IV

El tiempo se fue volando. Casi un año después, las visitas dejaron de sorprenderme. Era habitual salir del colegio y encontrarlos a los tres esperándome.

Un día, mi madre me preguntó si me gustaría vivir en la casa frente al mar. Ella siempre pedía mi opinión, por eso nuestro vínculo era tan fuerte.

A veces me pregunto, detective, si algo hubiera cambiado de haberme negado a mudarme. No me gustaban los cambios, pero ella estaba tan ilusionada...

Hicimos las maletas juntos. Mi habitación pasó a estar en la planta baja, justo debajo del dormitorio de Índigo. Era espaciosa, aunque no tenía ventanas. Solo un tragaluz en la pared que daba al mar, cubierto en parte por un enorme árbol que crecía abrazado a la casa.

Las noches eran tranquilas.
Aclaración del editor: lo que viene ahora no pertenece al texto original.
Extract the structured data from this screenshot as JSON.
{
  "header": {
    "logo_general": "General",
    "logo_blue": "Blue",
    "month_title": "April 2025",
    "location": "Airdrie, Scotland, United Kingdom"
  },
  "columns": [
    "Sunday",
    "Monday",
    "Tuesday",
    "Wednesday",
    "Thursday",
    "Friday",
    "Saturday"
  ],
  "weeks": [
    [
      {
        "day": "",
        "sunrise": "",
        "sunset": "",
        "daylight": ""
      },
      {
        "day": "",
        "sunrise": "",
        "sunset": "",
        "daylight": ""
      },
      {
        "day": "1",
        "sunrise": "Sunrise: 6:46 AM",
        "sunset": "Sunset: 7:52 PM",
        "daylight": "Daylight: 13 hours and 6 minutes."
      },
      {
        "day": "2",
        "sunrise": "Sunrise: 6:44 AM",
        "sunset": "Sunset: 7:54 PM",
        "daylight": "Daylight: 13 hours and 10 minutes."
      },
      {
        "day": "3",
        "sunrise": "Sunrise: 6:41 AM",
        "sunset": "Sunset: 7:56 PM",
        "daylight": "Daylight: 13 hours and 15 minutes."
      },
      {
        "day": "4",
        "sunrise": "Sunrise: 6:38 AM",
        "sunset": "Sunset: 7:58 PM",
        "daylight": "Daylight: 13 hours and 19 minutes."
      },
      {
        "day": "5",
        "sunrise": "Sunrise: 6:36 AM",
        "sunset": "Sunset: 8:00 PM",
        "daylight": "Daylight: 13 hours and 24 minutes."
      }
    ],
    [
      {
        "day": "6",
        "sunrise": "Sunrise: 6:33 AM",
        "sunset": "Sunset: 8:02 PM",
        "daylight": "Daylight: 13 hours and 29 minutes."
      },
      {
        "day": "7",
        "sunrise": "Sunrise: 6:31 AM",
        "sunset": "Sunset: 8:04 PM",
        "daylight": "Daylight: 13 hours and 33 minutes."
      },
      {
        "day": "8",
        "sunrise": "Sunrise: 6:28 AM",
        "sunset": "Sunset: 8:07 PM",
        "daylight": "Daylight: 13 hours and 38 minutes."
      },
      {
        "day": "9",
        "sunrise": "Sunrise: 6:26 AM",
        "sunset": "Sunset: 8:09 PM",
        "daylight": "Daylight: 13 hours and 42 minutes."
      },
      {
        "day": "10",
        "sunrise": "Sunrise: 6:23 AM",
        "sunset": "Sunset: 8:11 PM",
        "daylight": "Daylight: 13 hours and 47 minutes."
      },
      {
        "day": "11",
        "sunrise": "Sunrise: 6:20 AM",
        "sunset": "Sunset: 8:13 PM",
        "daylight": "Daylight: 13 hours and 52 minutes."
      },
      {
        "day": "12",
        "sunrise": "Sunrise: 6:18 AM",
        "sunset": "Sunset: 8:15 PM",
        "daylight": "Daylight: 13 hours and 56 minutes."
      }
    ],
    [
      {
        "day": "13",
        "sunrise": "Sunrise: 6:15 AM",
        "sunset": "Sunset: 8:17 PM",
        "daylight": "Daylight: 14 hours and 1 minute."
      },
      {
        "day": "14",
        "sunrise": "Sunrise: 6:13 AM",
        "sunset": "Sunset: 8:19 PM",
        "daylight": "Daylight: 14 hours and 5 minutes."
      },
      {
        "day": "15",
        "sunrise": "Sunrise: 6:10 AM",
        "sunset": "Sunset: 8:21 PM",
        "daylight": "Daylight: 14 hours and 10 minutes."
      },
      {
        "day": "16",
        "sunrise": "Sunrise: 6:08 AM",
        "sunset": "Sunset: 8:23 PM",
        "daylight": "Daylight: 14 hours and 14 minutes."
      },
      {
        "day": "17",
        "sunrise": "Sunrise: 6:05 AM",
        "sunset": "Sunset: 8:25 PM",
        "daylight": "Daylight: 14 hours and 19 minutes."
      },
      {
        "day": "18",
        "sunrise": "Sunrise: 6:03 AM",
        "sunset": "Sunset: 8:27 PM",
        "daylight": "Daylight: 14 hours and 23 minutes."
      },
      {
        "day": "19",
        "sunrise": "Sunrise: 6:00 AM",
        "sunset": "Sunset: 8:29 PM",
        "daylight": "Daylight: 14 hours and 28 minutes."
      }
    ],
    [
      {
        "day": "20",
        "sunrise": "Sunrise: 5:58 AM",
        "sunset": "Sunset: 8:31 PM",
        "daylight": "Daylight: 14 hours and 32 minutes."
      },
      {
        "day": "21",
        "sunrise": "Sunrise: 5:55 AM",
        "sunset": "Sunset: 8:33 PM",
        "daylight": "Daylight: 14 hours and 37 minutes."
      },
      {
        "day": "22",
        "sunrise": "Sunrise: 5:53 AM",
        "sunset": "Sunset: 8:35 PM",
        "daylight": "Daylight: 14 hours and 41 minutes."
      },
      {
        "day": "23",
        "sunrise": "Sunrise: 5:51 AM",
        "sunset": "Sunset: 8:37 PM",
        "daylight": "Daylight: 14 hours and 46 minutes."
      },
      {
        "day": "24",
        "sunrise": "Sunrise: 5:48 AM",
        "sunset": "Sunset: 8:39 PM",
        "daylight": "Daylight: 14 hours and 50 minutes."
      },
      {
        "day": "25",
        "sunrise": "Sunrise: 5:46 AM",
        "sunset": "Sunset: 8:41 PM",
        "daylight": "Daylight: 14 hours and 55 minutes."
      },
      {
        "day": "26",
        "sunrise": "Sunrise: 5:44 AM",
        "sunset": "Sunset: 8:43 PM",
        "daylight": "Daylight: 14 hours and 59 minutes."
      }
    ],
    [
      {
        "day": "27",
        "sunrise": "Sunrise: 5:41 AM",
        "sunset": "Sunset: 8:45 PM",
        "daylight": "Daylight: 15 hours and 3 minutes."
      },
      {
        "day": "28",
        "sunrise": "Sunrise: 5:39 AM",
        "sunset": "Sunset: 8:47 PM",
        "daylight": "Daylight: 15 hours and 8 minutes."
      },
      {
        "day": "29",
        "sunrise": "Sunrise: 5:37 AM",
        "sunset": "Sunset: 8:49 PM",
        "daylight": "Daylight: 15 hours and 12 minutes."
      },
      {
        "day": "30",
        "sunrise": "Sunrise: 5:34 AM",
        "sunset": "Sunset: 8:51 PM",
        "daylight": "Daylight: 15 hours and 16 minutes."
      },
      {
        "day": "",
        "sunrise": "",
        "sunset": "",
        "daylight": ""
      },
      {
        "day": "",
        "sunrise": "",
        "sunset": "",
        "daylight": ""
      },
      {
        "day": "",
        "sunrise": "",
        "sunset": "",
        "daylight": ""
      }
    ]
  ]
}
A lo sumo oía las olas rompiendo contra la costa, el aullido triste del viento o las ramas arañando las paredes.

Una madrugada, algo cambió. Quizá fue una alucinación estando medio dormido. Una parálisis del sueño.

Era el lamento de un animalito herido. Me tomó tiempo descubrir que se trataba de gimoteos. Sollozos desgarradores. Por momentos creía oír un murmullo tan agudo que las palabras se perdían en la distancia.

Me senté en mi cama. No conseguí identificar el origen. La acústica de esa habitación no era la mejor. Los latidos inquietos de mi propio corazón no ayudaban.

De repente, todo fue silencio.

El insomnio se adueñó del resto de mi noche. Estaba despierto cuando mi madre me llamó para desayunar.

—¿Ma, esta casa está embrujada? —fue lo primero que pregunté.

Su nuevo esposo apartó la vista del periódico y me estudió con esos ojos fríos que me hacían desear ocultarme bajo la mesa.

—Los niños de hoy en día tienen una gran imaginación —concluyó la conversación con ese veredicto.

Índigo permanecía ensimismada en su sitio de la mesa. Mantenía la cabeza baja, aferrando una taza de chocolate en sus manos. En ningún momento de la mañana hizo contacto visual.

Solo cuando me dejé caer en la silla a su lado y dije su nombre, hubo una reacción. Una sonrisa sin separar los labios.

Esa, detective, debió haber sido mi primera señal de que algo no encajaba en esa pintura de la familia perfecta. Unos labios sellados, como si de abrirlos las verdades fueran a escapar a borbotones.